South Korean retail giants Lotte Shopping, Shinsegae and Hyundai Department Store have come under heavy pressure to gain investor confidence in their prospects amid rapidly deteriorating cash flow.

All three retail majors are expected to report better earnings statements this year compared to the same period a year ago. But brokerages point to deteriorating cash flow.

Lotte Shopping’s cash flow is expected to drop 27% from 1.83 trillion won ($1.3 billion) in 2021 to 1.33 trillion won this year, Shinsegae 35% and Hyundai Department Store 52% . The deterioration is expected to continue throughout next year.

Cash flow can affect stock price more than earnings because it measures future growth potential, investments, and dividends.

Shares of Lotte Shopping are down 82% from their 2011 peak, Shinsegae 55% from 2018 and Hyundai Department Store 68% from 2011. The long-awaited pent-up demand was short-lived as consumers are burdened with inflation, rising interest rates and the anticipation of an economic slowdown.

Cash flow deteriorated due to the accumulation of working capital. According to Kiwoom Securities and Hanwha Investment & Securities, Lotte Shopping’s working capital – the difference between current assets and liabilities like accounts payable and debt – could drop from 2.3 trillion won last year to 2.6 trillion won this year. In 2023, it is expected to reach 2.12 trillion won. Shinsegae and Hyundai Department Store’s working capital is expected to increase 52 percent and 17 percent respectively this year compared to last year.

Higher working capital may indicate that a business has too much inventory or is not investing its excess cash.

Retailers would have to convince shareholders that they are earning enough to alleviate concerns about cash flow.
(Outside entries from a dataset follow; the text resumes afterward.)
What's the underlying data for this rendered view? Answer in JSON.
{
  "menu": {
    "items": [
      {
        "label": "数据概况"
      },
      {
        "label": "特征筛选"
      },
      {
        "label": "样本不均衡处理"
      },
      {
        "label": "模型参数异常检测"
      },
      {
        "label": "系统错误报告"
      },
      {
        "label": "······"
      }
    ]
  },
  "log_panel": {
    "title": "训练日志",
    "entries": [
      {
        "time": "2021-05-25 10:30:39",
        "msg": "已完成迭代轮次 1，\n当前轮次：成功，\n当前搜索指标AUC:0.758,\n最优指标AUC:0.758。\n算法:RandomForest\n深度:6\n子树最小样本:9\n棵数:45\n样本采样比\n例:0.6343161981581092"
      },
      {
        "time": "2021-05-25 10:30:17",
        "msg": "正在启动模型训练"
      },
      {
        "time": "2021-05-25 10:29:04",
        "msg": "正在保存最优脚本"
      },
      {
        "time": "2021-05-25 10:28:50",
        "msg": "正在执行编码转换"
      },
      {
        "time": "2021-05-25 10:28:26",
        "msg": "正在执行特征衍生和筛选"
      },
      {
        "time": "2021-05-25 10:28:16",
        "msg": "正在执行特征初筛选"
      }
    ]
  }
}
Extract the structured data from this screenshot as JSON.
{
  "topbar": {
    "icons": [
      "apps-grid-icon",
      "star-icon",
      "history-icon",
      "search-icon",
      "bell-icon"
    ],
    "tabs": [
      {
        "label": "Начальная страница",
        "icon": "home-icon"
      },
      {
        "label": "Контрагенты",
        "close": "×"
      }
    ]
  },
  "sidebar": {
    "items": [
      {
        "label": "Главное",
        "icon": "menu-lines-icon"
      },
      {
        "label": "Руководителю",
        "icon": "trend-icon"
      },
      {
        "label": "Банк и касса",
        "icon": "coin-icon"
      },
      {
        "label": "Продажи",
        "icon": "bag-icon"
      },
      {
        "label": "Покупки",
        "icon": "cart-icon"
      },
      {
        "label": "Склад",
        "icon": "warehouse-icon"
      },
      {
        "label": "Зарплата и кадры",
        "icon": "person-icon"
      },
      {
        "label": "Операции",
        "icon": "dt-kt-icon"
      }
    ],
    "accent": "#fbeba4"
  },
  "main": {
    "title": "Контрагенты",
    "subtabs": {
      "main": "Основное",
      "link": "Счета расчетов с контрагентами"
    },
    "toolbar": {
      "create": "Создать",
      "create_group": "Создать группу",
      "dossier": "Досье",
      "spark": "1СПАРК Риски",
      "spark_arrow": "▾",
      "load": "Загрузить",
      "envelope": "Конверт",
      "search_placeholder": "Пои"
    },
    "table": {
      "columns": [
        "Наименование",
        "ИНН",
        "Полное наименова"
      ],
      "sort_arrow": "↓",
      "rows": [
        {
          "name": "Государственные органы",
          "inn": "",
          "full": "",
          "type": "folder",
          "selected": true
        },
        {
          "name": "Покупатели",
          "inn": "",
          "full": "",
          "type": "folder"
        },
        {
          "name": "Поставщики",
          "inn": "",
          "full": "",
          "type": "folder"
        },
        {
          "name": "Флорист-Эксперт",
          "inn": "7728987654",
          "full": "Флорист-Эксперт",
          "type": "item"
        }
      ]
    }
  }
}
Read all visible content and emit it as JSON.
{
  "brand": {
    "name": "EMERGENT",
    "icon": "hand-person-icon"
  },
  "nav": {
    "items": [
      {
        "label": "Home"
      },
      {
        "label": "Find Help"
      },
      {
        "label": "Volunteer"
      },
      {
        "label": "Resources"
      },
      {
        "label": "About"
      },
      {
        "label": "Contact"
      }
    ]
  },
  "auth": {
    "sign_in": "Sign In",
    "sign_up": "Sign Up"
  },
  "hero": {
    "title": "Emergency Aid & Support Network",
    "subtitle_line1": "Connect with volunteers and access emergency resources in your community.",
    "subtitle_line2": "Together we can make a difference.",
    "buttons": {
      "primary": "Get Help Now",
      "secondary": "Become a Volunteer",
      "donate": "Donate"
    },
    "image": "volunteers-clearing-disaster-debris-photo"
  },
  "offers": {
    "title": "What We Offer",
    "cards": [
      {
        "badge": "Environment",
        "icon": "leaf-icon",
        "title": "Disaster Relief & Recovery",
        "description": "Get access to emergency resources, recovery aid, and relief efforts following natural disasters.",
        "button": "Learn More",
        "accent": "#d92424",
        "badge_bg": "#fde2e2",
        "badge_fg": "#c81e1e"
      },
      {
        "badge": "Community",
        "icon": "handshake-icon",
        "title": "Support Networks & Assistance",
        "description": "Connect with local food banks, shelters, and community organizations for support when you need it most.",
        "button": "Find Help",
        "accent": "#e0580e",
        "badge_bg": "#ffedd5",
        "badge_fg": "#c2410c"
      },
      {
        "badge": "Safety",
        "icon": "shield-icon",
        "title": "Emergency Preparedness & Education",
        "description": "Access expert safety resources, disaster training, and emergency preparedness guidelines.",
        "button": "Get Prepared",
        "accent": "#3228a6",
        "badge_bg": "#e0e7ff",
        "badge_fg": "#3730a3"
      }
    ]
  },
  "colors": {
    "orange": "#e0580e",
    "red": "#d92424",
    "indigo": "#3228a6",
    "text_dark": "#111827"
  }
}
Lotte Shopping’s four-year organizational restructuring is expected to be reflected in this year’s net profit. Losses at the Lotte Cultureworks film production and distribution unit also declined as movie theaters reopened. According to Shinhan Financial Group, Lotte Group will post a net profit of about 156 billion won this year for the first time in six years. Hi-mart and the home shopping sector, however, are expected to post sluggish profits due to lower demand for home appliances.

Major Shinsegae subsidiaries such as Shinsegae International are expected to contribute to its profits. According to Hana Securities, Shinsegae International’s profit is expected to jump 32% from a year earlier. Growth in Shinsegae’s textile business should also help boost profitability. Shinsegae’s duty-free business, however, will decline sharply due to Covid lockdowns in China.

Hyundai Department Store’s profits will be greatly helped by Hyundai Seoul achieving monthly sales of 70 billion to 80 billion won. Hyundai Department Store also acquired a majority stake in Zinus in March this year and the mattress company’s sales are expected to rise from 2 trillion won to 3 trillion won, although it is not clear if this will happen. will be reflected in the consolidated results. The high marketing costs of its department stores, however, could weigh on profit margins.

Shares of Lotte Shopping were down 2.55% at 87,800 won, Shinsegae was down 1.18% at 208,500 won and Hyundai Department Store was down 0.94% at 63,200 won as of midday Friday.